Look at the Hilbert space $l^2( \mathbb{Z}) $ and let $A$ be a translation invariant band operator. I.e. if $\{ e_n \}_{n \in \mathbb Z} $ is the standard basis for $l^2( \mathbb{Z}) $ then it holds that \begin{align*} \langle e_n, A e_m \rangle = 0 \end{align*} for $\vert n-m \vert \geq K$ for some $K$. And translation invariance gives \begin{align*} \langle e_n, A e_m \rangle = \langle e_{n+k}, A e_{m+k} \rangle \end{align*} for all $k \in \mathbb{Z}$.
The eigenvalue equation reads
\begin{align*} A \psi = \lambda \psi \end{align*}
for some function $\psi \in l^2 ( \mathbb{Z}) $.
Since $A$ is a band matrix we could extend this equation for functions $\phi: \mathbb{Z} \to \mathbb{C}$ which we do not require to be square-summable and ask for solutions to this equation.
Is it now true that $\lambda \in \sigma(A)$ if and only if there exists such a solution $\psi$ which is bounded by a polynomial? Maybe one needs to assume translation invariance.
Example: For the discrete Laplacian \begin{align*} \langle e_n, A e_m \rangle = -2 \delta_{n,m} + \delta_{n+1,m} + \delta_{n,m+1} \end{align*} we get solutions of the form $\psi(x) =e^{ipx}$ which are not square integrable, but are still solutions of the finite difference equation. Notice that one can truncate these to construct af Weyl-sequence and it seems that this could prove at least one direction of the question.
The issue is discussed in chapter 7.1 https://arxiv.org/pdf/0709.3707.pdf here for Hamiltonians $A$, but I am particularly interested in the non-normal case.

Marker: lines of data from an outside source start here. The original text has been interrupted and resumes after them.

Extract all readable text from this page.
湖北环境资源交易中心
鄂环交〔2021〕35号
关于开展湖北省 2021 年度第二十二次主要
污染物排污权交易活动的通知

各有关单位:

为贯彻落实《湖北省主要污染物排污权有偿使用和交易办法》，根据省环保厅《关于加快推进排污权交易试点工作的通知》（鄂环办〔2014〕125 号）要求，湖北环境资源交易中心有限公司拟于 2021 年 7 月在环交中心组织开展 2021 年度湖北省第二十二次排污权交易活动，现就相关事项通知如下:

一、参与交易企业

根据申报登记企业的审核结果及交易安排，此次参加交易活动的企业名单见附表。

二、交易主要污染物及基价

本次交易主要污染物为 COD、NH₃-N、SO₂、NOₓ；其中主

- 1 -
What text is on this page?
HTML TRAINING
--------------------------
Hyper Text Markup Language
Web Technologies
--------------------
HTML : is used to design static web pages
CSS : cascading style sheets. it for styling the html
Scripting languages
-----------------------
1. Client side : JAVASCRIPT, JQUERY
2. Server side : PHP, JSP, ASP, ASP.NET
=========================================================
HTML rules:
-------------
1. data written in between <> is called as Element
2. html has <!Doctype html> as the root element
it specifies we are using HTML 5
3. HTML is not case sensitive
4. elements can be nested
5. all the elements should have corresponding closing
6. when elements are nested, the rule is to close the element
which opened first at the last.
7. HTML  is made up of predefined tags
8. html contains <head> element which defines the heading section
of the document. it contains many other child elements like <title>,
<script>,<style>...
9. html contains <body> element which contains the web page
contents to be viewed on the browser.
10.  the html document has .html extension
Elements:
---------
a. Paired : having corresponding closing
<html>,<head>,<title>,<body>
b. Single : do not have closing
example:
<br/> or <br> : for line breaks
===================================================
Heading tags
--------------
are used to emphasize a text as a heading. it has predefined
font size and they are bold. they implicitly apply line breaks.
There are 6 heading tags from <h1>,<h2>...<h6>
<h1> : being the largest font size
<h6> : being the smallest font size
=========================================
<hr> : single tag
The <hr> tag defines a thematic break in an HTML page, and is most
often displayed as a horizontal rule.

EDIT: (Partially progress using translation invariance) By translation invariance the eigenvalue equation can be written as \begin{align*} \sum_{i = - K}^K a_i \psi_{i+n} = \lambda \psi_n \end{align*} which is just linear recursion. So one can find the solutions using the characteristic equation and then they are either constant or exponentially increasing/decreasing. How can we show that the exponentially increasing solutions do not correspond to elements in the spectrum of $A$? Edit2: In this case we can prove the result using Fourier Transformation, but what if the operator is not translation invariant, but translation invariant plus a compact pertubation?